Gone are the days of uncertainty about the benefits of exercise.

We now know how important it is to stay active as we age. There is truth to the old adage “use it or lose it.” When we are sedentary for prolonged periods of time, our muscles can atrophy and become weak. It is very important to maintain an active lifestyle. This might seem like a catch-22 since exercising can cause pain. However, there are ways to minimize the negative side effects of exercise.

Physical therapy can be extremely beneficial in combating the effects of arthritis on our bodies and can help us be active with less pain. Physical therapists specialize in exercise and movement. Your physician might recommend you see a physical therapist to help


decrease your level of pain and increase your strength, range of motion and overall functional mobility. At ARTS our physical therapists perform a thorough evaluation and decide on an individualized plan of care for each patient. The therapist, in concert with the referring physician, determines the appropriate use of modalities, manual therapy and therapeutic exercises.

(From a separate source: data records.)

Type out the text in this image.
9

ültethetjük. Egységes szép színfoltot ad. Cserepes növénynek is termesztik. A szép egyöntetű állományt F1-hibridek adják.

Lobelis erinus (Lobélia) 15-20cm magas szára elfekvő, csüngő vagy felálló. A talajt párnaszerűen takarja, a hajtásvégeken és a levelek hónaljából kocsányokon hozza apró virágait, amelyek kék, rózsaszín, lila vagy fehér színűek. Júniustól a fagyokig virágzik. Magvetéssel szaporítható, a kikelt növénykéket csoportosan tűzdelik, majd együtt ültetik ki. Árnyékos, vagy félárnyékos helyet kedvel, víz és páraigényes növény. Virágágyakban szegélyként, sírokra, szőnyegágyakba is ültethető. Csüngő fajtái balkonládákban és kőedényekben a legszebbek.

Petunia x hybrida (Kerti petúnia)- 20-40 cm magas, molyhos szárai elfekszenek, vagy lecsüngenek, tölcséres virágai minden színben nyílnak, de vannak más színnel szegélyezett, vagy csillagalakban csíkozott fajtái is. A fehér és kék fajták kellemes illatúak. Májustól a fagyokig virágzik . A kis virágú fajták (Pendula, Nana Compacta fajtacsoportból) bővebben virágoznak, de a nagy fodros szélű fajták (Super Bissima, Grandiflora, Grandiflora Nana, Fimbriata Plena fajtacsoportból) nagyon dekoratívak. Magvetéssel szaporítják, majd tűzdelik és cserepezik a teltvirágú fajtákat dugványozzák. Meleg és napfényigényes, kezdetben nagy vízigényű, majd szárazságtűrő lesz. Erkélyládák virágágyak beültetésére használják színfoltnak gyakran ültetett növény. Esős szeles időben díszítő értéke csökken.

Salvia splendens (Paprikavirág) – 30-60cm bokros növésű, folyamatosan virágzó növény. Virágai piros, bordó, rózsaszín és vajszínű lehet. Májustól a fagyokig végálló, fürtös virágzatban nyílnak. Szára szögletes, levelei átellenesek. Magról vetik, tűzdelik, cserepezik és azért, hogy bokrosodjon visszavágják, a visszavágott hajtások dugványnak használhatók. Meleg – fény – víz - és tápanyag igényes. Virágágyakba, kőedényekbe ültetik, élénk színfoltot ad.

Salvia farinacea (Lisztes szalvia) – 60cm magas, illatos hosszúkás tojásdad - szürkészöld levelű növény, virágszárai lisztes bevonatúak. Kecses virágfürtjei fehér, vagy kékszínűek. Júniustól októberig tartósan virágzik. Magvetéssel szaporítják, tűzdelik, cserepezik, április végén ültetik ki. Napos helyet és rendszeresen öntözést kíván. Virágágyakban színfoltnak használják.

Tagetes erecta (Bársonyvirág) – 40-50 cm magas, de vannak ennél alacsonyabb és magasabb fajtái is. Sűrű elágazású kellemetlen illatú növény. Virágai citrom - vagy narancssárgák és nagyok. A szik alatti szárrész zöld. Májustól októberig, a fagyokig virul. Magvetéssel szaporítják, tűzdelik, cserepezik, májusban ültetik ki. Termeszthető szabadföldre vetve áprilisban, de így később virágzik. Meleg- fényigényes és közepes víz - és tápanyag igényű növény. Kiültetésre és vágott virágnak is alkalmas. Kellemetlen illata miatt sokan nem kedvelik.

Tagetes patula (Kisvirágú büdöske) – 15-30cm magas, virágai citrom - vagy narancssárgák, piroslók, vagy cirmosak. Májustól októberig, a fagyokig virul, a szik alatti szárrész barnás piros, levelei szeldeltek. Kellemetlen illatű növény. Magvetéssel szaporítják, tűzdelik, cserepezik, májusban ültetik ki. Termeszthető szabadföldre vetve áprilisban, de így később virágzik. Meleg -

The therapist will also educate you on the importance of posture, joint protection and body mechanics, and give you an exercise program to perform at home. As your treatment progresses, the therapist will continue to concentrate on decreasing your symptoms. You should begin to notice an increase in your level of energy and strength and a decrease in your level of fatigue and pain. The key to having success in therapy is having a well-balanced program that emphasizes pain relief, improved function, a home exercise program and patient education. Often, continuing with a wellness program after completion of therapy can be beneficial and should be discussed with your therapist.